Now before you go and start filling out that PO form for a nice new storage system based on these numbers there are a few more things we ought to discuss. RAID, cache, and advanced storage technologies will skew these numbers and need to be understood. Stay tuned to future articles in this series for more on those topics and more.
Finally, there has been a bunch of activity in the VMware ecosystem of vendors, bloggers, and twittering-type-folks around storage performance. As this here post sat in my drafts folder, Duncan Epping posted this gem of an article that pretty much included all of the content of this article, as well as future ones in my series: https://www.yellow-bricks.com/2009/12/23/iops/. Do yourself a favor and read his post and the comments from his readers – both are filled with a ton of great information, including some vendor-specific implementations.
I was led to Duncan’s article by a post by Chad Sakac on his blog: https://virtualgeek.typepad.com/virtual_geek/2009/12/whats-what-in-vmware-view-and-vdi-land.html. This is also a great read that covers some of the same information with a focus on VMware View/VDI and is also worth a few minutes of your time. Also check out https://vpivot.com/2009/09/18/storage-is-the-problem/ for a rubber-meets-the-road post from Scott Drummonds on the importance of storage performance vis-a-vis IOPS in a VMware-virtualized SQL environment.
- Storage Basics – Part I: An Introduction
- Storage Basics – Part II: IOPS
- Storage Basics – Part III: RAID
- Storage Basics – Part IV: Interface
- Storage Basics – Part V: Controllers, Cache and Coalescing
- Storage Basics – Part VI: Storage Workload Characterization
- Storage Basics – Part VII: Storage Alignment
- Storage Basics – Part VIII: The Difference in Consumer vs. Enterprise Class Disks and Storage Arrays; or ‘Why is the SAN you are proposing so darn expensive?’
- Storage Basics – Part IX: Alternate IOPS Formula
You miss out something regarding the block size and behavior which will significant impact the IOPS from time to time. Just my 2 cents
Joshua Townsend says
Craig – good observation. Block size/workload characterization comes in the next installment as I move from the basics into real-world scenarios. Thanks for reading! -Josh
Josh – As a SMB VMware customer, this series really helped fill in some gaps in my understanding of storage.
The Yellow Bricks article was helpful too. Please keep up the great work!
Thanks Josh for an excellent series of posts, they have been most informative. Do I understand correctly that this ideal physical limit to IOPS applies when all I/O operations take place only on single sectors of the hard drive?

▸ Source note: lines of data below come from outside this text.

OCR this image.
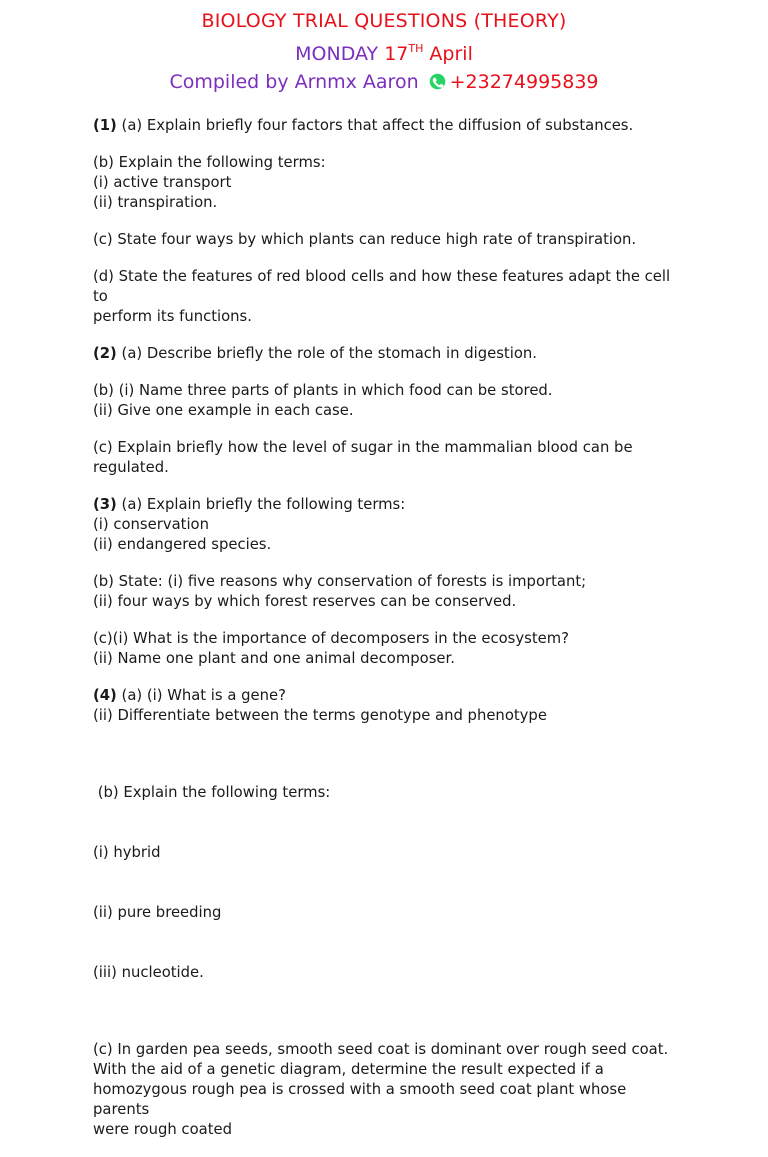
BIOLOGY TRIAL QUESTIONS (THEORY)
MONDAY 17TH April
Compiled by Arnmx Aaron +23274995839
(1) (a) Explain briefly four factors that affect the diffusion of substances.
(b) Explain the following terms:
(i) active transport
(ii) transpiration.
(c) State four ways by which plants can reduce high rate of transpiration.
(d) State the features of red blood cells and how these features adapt the cell to
perform its functions.
(2) (a) Describe briefly the role of the stomach in digestion.
(b) (i) Name three parts of plants in which food can be stored.
(ii) Give one example in each case.
(c) Explain briefly how the level of sugar in the mammalian blood can be
regulated.
(3) (a) Explain briefly the following terms:
(i) conservation
(ii) endangered species.
(b) State: (i) five reasons why conservation of forests is important;
(ii) four ways by which forest reserves can be conserved.
(c)(i) What is the importance of decomposers in the ecosystem?
(ii) Name one plant and one animal decomposer.
(4) (a) (i) What is a gene?
(ii) Differentiate between the terms genotype and phenotype

(b) Explain the following terms:

(i) hybrid

(ii) pure breeding

(iii) nucleotide.

(c) In garden pea seeds, smooth seed coat is dominant over rough seed coat.
With the aid of a genetic diagram, determine the result expected if a
homozygous rough pea is crossed with a smooth seed coat plant whose parents
were rough coated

Any I/O greater than 512 bytes will mean additional seek time to complete that operation, as the heads will need to be repositioned. One would then also consider the transfer rate limitations of the storage unit
Must say these storage basics are very useful + Duncun has his own way of simplying things . thanks for the post .
Carsten anker says
You say look at perfmon to see how many iops Windows is asking for.
Isn’t that number infact what it gets BASED on what the the underlying storage Will provide?